– Vous l'avez connu en Afrique, c'est bien cela?
– Oui, répondit le professeur. Edmond avait un chagrin. Je crois me rappeler que sa femme était morte. Il s'est jeté à corps perdu dans l'étude des insectes.
– Pourquoi les insectes?
– Et pourquoi pas? Les insectes exercent une fascination ancestrale. Nos aïeux les plus lointains redoutaient déjà les moustiques qui leur transmettaient les fièvres, les puces qui leur donnaient des démangeaisons, les araignées qui les piquaient, les charançons qui dévoraient leurs réserves alimentaires. Ça a laissé des traces.
Jonathan se trouvait dans le laboratoire n° 326 du centre CNRS entomologie de Fontainebleau, en compagnie du Pr Daniel Rosenfeld, un beau vieillard coiffé d'une queue de cheval, souriant et volubile.
– L'insecte déroute, il est plus petit et plus fragile que nous, et pourtant il nous nargue et même nous menace.
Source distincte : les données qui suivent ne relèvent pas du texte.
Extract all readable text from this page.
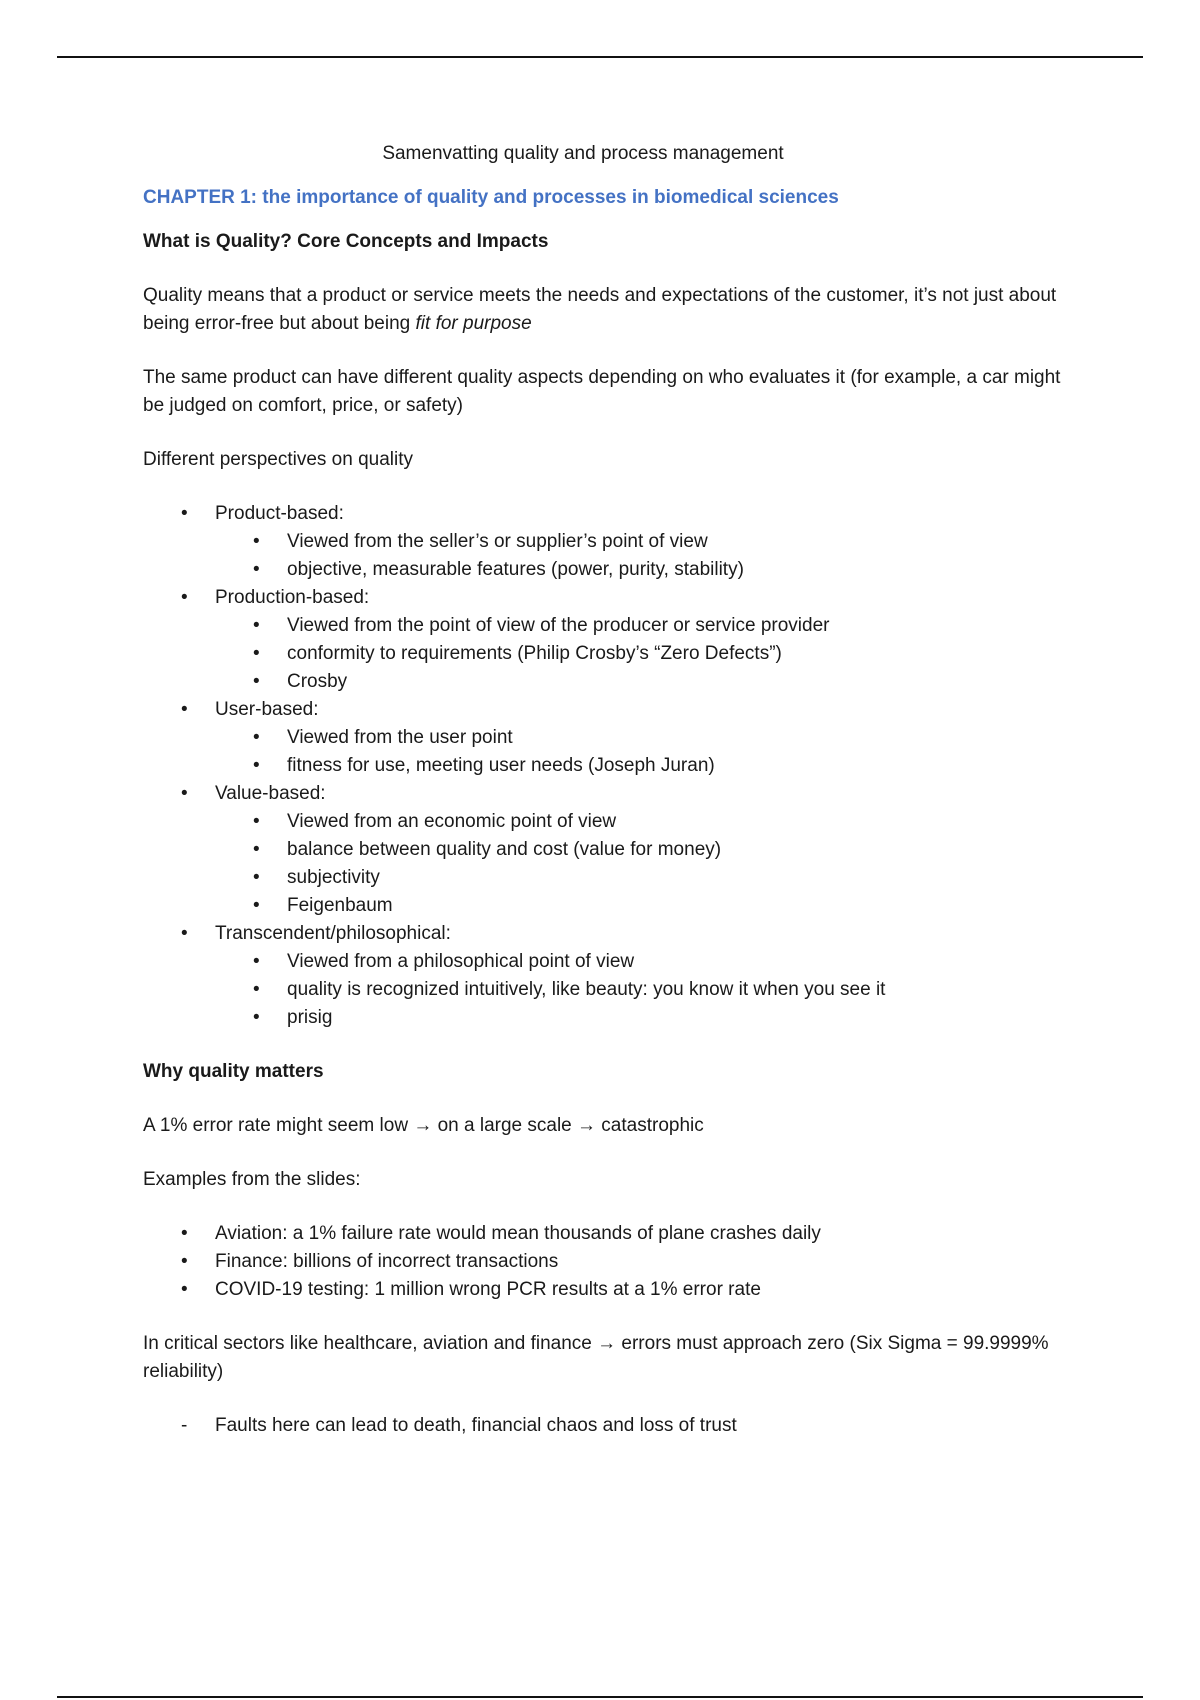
Samenvatting quality and process management
CHAPTER 1: the importance of quality and processes in biomedical sciences
What is Quality? Core Concepts and Impacts

Quality means that a product or service meets the needs and expectations of the customer, it’s not just about being error-free but about being fit for purpose

The same product can have different quality aspects depending on who evaluates it (for example, a car might be judged on comfort, price, or safety)

Different perspectives on quality

• Product-based:
• Viewed from the seller’s or supplier’s point of view
• objective, measurable features (power, purity, stability)
• Production-based:
• Viewed from the point of view of the producer or service provider
• conformity to requirements (Philip Crosby’s “Zero Defects”)
• Crosby
• User-based:
• Viewed from the user point
• fitness for use, meeting user needs (Joseph Juran)
• Value-based:
• Viewed from an economic point of view
• balance between quality and cost (value for money)
• subjectivity
• Feigenbaum
• Transcendent/philosophical:
• Viewed from a philosophical point of view
• quality is recognized intuitively, like beauty: you know it when you see it
• prisig
Why quality matters

A 1% error rate might seem low → on a large scale → catastrophic

Examples from the slides:

• Aviation: a 1% failure rate would mean thousands of plane crashes daily
• Finance: billions of incorrect transactions
• COVID-19 testing: 1 million wrong PCR results at a 1% error rate

In critical sectors like healthcare, aviation and finance → errors must approach zero (Six Sigma = 99.9999% reliability)

- Faults here can lead to death, financial chaos and loss of trust
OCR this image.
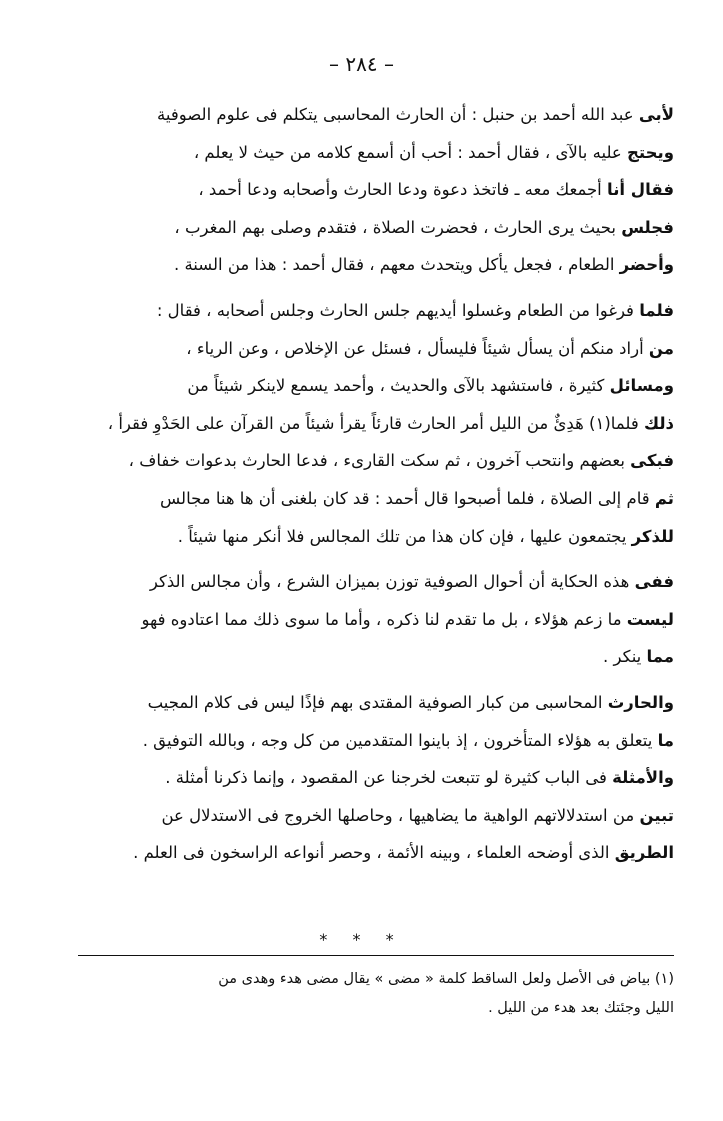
– ٢٨٤ –
لأبى عبد الله أحمد بن حنبل : أن الحارث المحاسبى يتكلم فى علوم الصوفية
ويحتج عليه بالآى ، فقال أحمد : أحب أن أسمع كلامه من حيث لا يعلم ،
فقال أنا أجمعك معه ـ فاتخذ دعوة ودعا الحارث وأصحابه ودعا أحمد ،
فجلس بحيث يرى الحارث ، فحضرت الصلاة ، فتقدم وصلى بهم المغرب ،
وأحضر الطعام ، فجعل يأكل ويتحدث معهم ، فقال أحمد : هذا من السنة .
فلما فرغوا من الطعام وغسلوا أيديهم جلس الحارث وجلس أصحابه ، فقال :
من أراد منكم أن يسأل شيئاً فليسأل ، فسئل عن الإخلاص ، وعن الرياء ،
ومسائل كثيرة ، فاستشهد بالآى والحديث ، وأحمد يسمع لاينكر شيئاً من
ذلك فلما(١) هَدِئٌ من الليل أمر الحارث قارئاً يقرأ شيئاً من القرآن على الحَدْوِ فقرأ ،
فبكى بعضهم وانتحب آخرون ، ثم سكت القارىء ، فدعا الحارث بدعوات خفاف ،
ثم قام إلى الصلاة ، فلما أصبحوا قال أحمد : قد كان بلغنى أن ها هنا مجالس
للذكر يجتمعون عليها ، فإن كان هذا من تلك المجالس فلا أنكر منها شيئاً .
ففى هذه الحكاية أن أحوال الصوفية توزن بميزان الشرع ، وأن مجالس الذكر
ليست ما زعم هؤلاء ، بل ما تقدم لنا ذكره ، وأما ما سوى ذلك مما اعتادوه فهو
مما ينكر .
والحارث المحاسبى من كبار الصوفية المقتدى بهم فإذًا ليس فى كلام المجيب
ما يتعلق به هؤلاء المتأخرون ، إذ باينوا المتقدمين من كل وجه ، وبالله التوفيق .
والأمثلة فى الباب كثيرة لو تتبعت لخرجنا عن المقصود ، وإنما ذكرنا أمثلة .
تبين من استدلالاتهم الواهية ما يضاهيها ، وحاصلها الخروج فى الاستدلال عن
الطريق الذى أوضحه العلماء ، وبينه الأئمة ، وحصر أنواعه الراسخون فى العلم .
* * *
(١) بياض فى الأصل ولعل الساقط كلمة « مضى » يقال مضى هدء وهدى من
الليل وجئتك بعد هدء من الليل .
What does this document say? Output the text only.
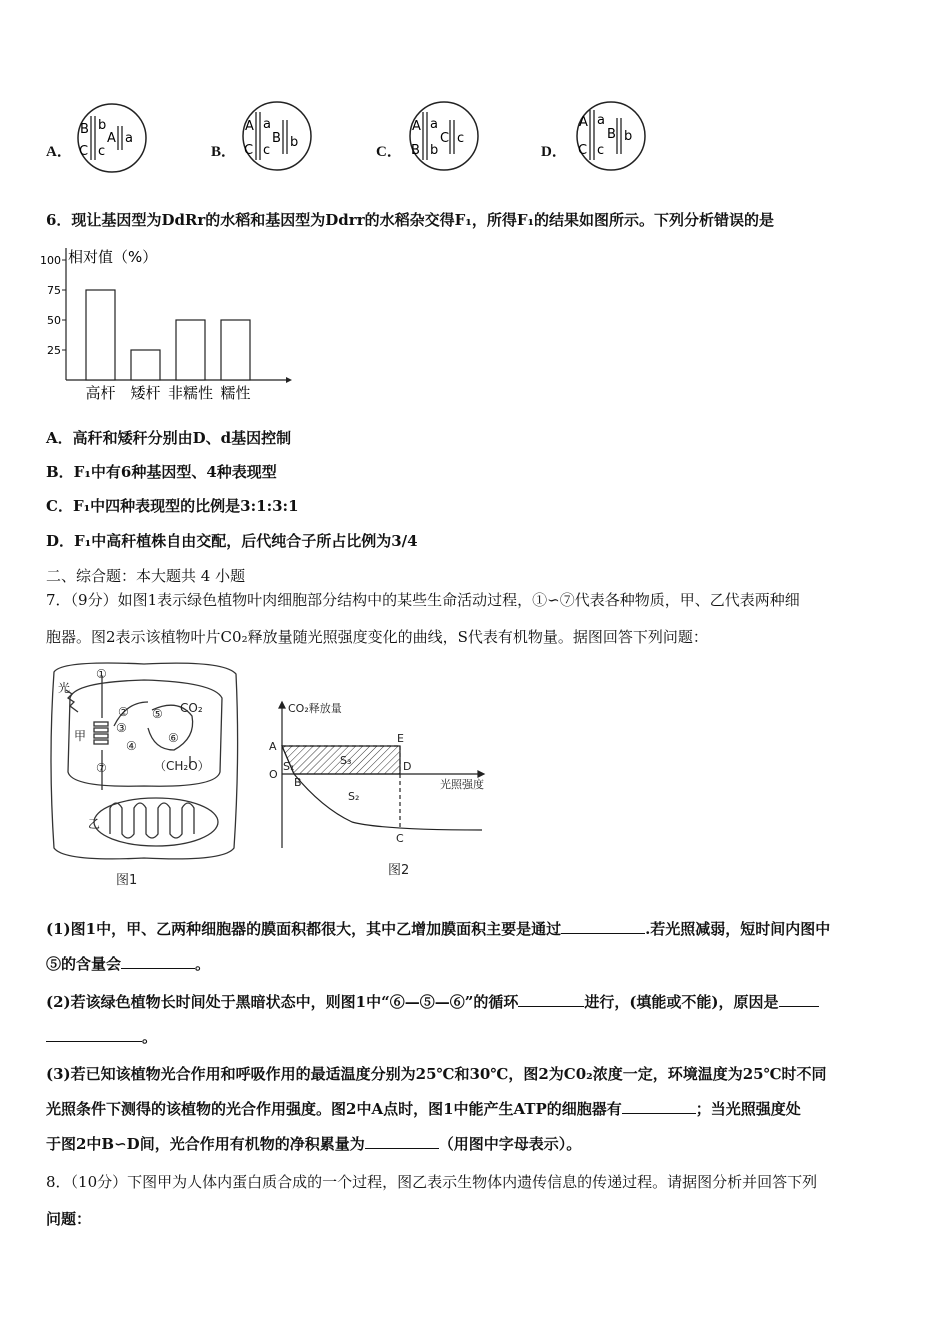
A．
B b
C c
A a
B．
A a
B b
C c	C．
A a
C c
B b	D．
A a
B b
C c
6．现让基因型为DdRr的水稻和基因型为Ddrr的水稻杂交得F₁，所得F₁的结果如图所示。下列分析错误的是
相对值（%）
100
75
50
25
高杆 矮杆 非糯性 糯性
A．高秆和矮秆分别由D、d基因控制
B．F₁中有6种基因型、4种表现型
C．F₁中四种表现型的比例是3:1:3:1
D．F₁中高秆植株自由交配，后代纯合子所占比例为3/4
二、综合题：本大题共 4 小题
7．（9分）如图1表示绿色植物叶肉细胞部分结构中的某些生命活动过程，①∽⑦代表各种物质，甲、乙代表两种细
胞器。图2表示该植物叶片C0₂释放量随光照强度变化的曲线，S代表有机物量。据图回答下列问题：
光
①
②
③
④
⑤
⑥
⑦
CO₂
（CH₂O）
甲
乙
图1
CO₂释放量
光照强度
A
B
C
D
E
O
S₁
S₂
S₃
图2
(1)图1中，甲、乙两种细胞器的膜面积都很大，其中乙增加膜面积主要是通过	.若光照减弱，短时间内图中
⑤的含量会	。
(2)若该绿色植物长时间处于黑暗状态中，则图1中“⑥—⑤—⑥”的循环	进行，(填能或不能)，原因是
。
(3)若已知该植物光合作用和呼吸作用的最适温度分别为25℃和30℃，图2为C0₂浓度一定，环境温度为25℃时不同
光照条件下测得的该植物的光合作用强度。图2中A点时，图1中能产生ATP的细胞器有	；当光照强度处
于图2中B∽D间，光合作用有机物的净积累量为	（用图中字母表示）。
8．（10分）下图甲为人体内蛋白质合成的一个过程，图乙表示生物体内遗传信息的传递过程。请据图分析并回答下列
问题：
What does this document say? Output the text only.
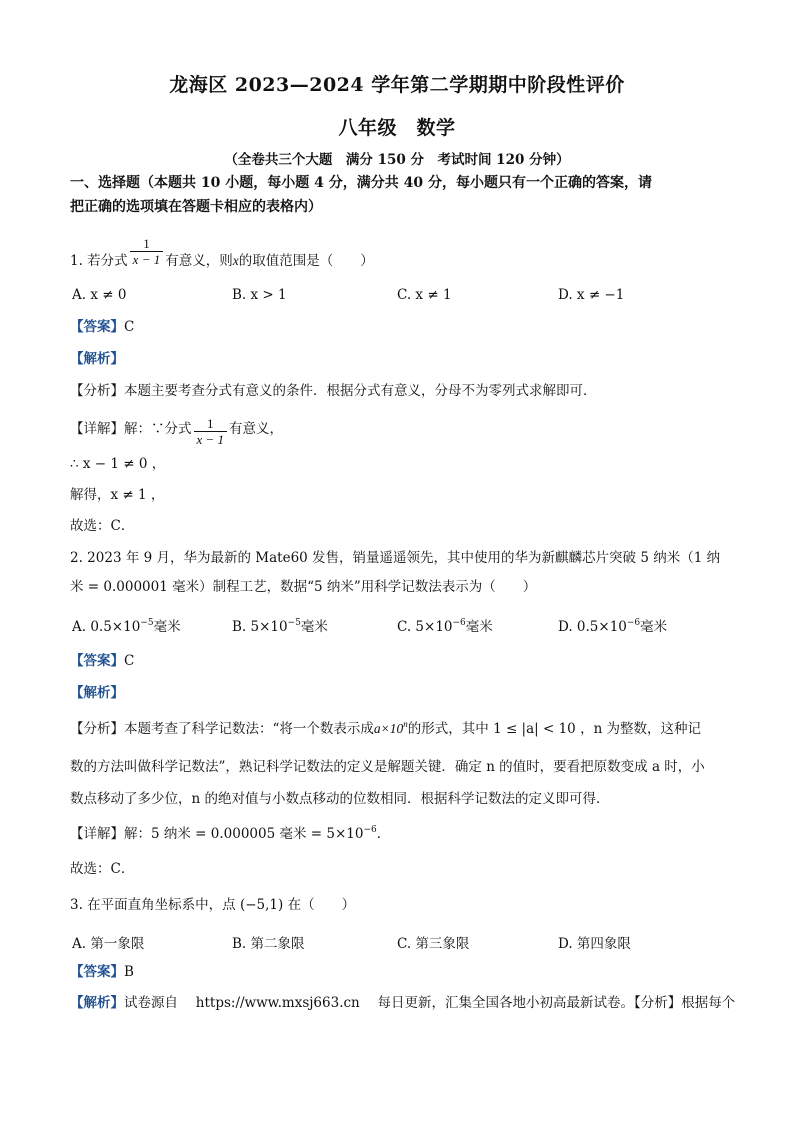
龙海区 2023—2024 学年第二学期期中阶段性评价
八年级　数学
（全卷共三个大题　满分 150 分　考试时间 120 分钟）
一、选择题（本题共 10 小题，每小题 4 分，满分共 40 分，每小题只有一个正确的答案，请
把正确的选项填在答题卡相应的表格内）
1. 若分式 $\frac{1}{x - 1}$ 有意义，则x的取值范围是（　　）
A. x ≠ 0	B. x > 1	C. x ≠ 1	D. x ≠ −1
【答案】C
【解析】
【分析】本题主要考查分式有意义的条件．根据分式有意义，分母不为零列式求解即可．
【详解】解：∵分式 $\frac{1}{x - 1}$ 有意义，
∴ x − 1 ≠ 0 ，
解得，x ≠ 1 ，
故选：C．
2. 2023 年 9 月，华为最新的 Mate60 发售，销量遥遥领先，其中使用的华为新麒麟芯片突破 5 纳米（1 纳
米 = 0.000001 毫米）制程工艺，数据“5 纳米”用科学记数法表示为（　　）
A. $0.5\times 10^{-5}$毫米	B. $5\times 10^{-5}$毫米	C. $5\times 10^{-6}$毫米	D. $0.5\times 10^{-6}$毫米
【答案】C
【解析】
【分析】本题考查了科学记数法：“将一个数表示成$a\times 10^n$的形式，其中 1 ≤ |a| < 10 ，n 为整数，这种记
数的方法叫做科学记数法”，熟记科学记数法的定义是解题关键．确定 n 的值时，要看把原数变成 a 时，小
数点移动了多少位，n 的绝对值与小数点移动的位数相同．根据科学记数法的定义即可得．
【详解】解：5 纳米 = 0.000005 毫米 = $5\times 10^{-6}$．
故选：C．
3. 在平面直角坐标系中，点 (−5,1) 在（　　）
A. 第一象限	B. 第二象限	C. 第三象限	D. 第四象限
【答案】B
【解析】试卷源自　 https://www.mxsj663.cn　 每日更新，汇集全国各地小初高最新试卷。【分析】根据每个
D'ailleurs, lorsqu'on y réfléchit bien, on finit tous dans l'estomac des insectes. Car ce sont les asticots, donc les larves de mouches, qui se régalent de nos dépouilles…
– Je n'y avais pas pensé.
– L'insecte a longtemps été considéré comme l'incarnation du mal. Belzébuth, l'un des suppôts de Satan, est par exemple représenté avec une tête de mouche. Ce n'est pas un hasard.
– Les fourmis ont meilleure réputation que les mouches.
– Cela dépend. Toutes les cultures en parlent différemment. Dans le Talmud, elles sont le symbole de l'honnêteté. Pour le bouddhisme tibétain, elles représentent le dérisoire de l'activité matérialiste. Pour les Baoulés de Côte-d'Ivoire, une femme enceinte mordue par une fourmi accouchera d'un enfant à tête de fourmi. Certains Polynésiens, en revanche, les tiennent pour de minuscules divinités.
– Edmond travaillait précédemment sur les bactéries, pourquoi les a-t-il laissé tomber?
– Les bactéries ne le passionnaient pas le millième ce que l'ont passionné ses recherches sur l'insecte, et tout particulièrement sur les fourmis. Et quand je dis "ses recherches", c'était un engagement total. C'est lui qui a lancé la pétition contre les fourmilières-jouets, ces boîtes en plastique vendues dans les grandes surfaces, avec une reine et six cents ouvrières. Il s'est aussi battu pour utiliser les fourmis comme «insecticide». Il voulait qu'on installe systématiquement des cités de fourmis rousses dans les forêts, pour les nettoyer des parasites.
Ce n'était pas bête. Déjà dans le passé on a utilisé les fourmis pour lutter contre la processionnaire du pin en Italie et contre la pamphiliide des sapins en Pologne, deux insectes qui ravagent les arbres.